A second referendum will not subvert democracy, it will enhance it

We need a second referendum. This is not radical, but rather logical. Parliament is no longer a beacon of democracy, but rather a pinnacle of an impasse. Indeed, it simply cannot agree on the best course for the British public. In short, the decision to determine the future of this country must be outsourced back to the people, who, with accurate analyses, be best placed to express their democratic consent.
Theresa May’s speech today has reaffirmed one important factor: The Government is contemptuous of the people, of our Constitution and our economy. We are not building a Britain fit for the future, but one that quite reasonably should be consigned to the dustbin of our history.
The Referendum was voted for with no indication of the actual facts! Regardless of whether you voted ‘Leave’ or ‘Remain’, the months since the vote has demonstrated what an incomprehensible and cost-prohibitive challenge Brexit is to deliver (in costing the UK around £500 million a week – according to reports – we will lose more than we were allegedly told we would save. Ironically, it would seem under the current trajectory we won’t be able to cover the cost of the red bus, let alone the £350 million towards the NHS printed on the side!) This reaffirms, then, why the simple, binary question put to the electorate in the 2016 Referendum was never going to be the final word on this.
Our membership of the EU was never a simple ‘yes’/’no’ choice- this has been shown in the endless discussions surrounding membership of the Single Market and the Customs Union. People may say ‘we had a referendum’- yes we did, but one that eroded the constitutional significance of the issue of EU membership by overlooking our various treaty obligations when putting the question in an absurdly simplistic question.

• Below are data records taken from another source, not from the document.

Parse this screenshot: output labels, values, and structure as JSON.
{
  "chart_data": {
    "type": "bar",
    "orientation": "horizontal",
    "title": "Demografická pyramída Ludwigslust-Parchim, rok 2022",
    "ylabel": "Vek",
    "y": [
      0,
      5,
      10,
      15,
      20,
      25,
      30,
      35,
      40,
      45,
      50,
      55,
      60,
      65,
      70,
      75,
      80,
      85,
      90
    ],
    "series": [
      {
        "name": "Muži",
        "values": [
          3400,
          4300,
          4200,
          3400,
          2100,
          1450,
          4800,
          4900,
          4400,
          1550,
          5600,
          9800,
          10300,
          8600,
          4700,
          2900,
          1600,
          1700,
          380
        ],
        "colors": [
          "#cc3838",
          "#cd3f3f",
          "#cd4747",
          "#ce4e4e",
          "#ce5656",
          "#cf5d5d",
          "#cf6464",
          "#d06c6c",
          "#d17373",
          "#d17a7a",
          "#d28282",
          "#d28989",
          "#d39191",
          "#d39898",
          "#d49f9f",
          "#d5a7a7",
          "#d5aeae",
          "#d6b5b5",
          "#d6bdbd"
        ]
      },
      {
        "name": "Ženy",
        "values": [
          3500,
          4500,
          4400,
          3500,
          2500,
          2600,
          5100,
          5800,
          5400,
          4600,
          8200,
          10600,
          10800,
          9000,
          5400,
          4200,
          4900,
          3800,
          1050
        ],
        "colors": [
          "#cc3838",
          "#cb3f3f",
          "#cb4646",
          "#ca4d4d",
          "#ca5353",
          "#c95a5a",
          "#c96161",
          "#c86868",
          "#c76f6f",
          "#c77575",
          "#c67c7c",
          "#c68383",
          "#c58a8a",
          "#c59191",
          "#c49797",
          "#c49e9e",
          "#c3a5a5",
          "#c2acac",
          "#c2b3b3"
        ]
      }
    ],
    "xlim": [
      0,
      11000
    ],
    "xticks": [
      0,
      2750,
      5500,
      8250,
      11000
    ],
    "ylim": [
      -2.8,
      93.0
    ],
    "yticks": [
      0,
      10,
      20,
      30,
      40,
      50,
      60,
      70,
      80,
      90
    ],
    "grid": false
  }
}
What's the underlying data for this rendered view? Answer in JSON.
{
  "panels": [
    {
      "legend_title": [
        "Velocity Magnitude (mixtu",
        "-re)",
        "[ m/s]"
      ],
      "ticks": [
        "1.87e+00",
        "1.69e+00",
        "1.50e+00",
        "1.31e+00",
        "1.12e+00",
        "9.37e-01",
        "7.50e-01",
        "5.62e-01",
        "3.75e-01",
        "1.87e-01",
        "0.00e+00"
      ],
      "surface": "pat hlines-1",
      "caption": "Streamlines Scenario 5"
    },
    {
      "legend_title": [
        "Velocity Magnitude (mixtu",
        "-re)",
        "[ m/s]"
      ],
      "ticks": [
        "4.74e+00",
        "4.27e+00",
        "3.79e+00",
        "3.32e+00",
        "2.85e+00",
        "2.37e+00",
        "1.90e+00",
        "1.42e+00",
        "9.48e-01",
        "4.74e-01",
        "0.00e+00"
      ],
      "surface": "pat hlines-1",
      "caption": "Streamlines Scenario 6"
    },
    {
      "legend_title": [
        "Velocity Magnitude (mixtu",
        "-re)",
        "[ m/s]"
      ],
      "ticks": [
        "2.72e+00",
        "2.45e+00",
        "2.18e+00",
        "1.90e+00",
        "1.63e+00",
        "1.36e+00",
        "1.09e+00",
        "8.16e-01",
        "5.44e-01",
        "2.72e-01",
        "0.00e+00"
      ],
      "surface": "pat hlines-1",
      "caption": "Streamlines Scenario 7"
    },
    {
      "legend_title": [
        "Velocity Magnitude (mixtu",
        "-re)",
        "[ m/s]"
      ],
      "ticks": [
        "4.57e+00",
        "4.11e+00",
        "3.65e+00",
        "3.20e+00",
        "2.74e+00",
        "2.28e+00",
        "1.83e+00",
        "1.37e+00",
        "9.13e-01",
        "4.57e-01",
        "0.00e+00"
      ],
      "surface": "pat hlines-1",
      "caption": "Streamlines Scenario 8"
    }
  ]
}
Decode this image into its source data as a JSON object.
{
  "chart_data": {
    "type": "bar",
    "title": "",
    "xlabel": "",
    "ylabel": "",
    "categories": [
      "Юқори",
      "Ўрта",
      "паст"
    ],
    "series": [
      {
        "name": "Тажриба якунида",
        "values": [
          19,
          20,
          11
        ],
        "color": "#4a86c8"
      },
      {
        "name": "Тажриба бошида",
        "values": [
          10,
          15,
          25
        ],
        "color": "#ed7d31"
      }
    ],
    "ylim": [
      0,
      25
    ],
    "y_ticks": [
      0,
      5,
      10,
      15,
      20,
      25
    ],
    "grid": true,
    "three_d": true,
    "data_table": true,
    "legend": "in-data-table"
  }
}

What, in reality, should have appeared on the ballot in 2016 was a series of questions: do you want to leave the EU as a whole? Would you like to stay in the Single Market and Customs Union? This was not what happened and is why we need a fresh vote. This is essential because we only began to address the questions above after June 2016. Not only did we not know the answers to these questions, but vastly inaccurate information hijacked the referendum.
But of course, this is only the tip of the political iceberg. If anything, a second referendum will address blatant constitutional breaches which, if the government is able to get away with, will demonstrate that any government can subvert the very political edifice on which our country relies. The Government’s standard response is ‘The British people have voted to leave the EU and the government respect that decision. Yet, the government themselves do not know the outcome of that decision, so how can they possible respect it? To quote Theresa May: “We don’t know what the outcome will be”. Crucially, this is because the referendum was advisory, not conclusive. Hence, legally, the vote breaches Article 50 (1), as in order for Article 50 to be triggered a binding vote must be issued. Politicians need to remember, this was not achieved simply by holding a vote.
The June 2016 referendum started a meaningful national debate about EU membership for the first time in at least a generation. This debate should have happened many years ago, but it is happening now. And only once this debate is over, once we have heard everything we need to hear about what EU membership means, should the electorate then decide whether they support it or not.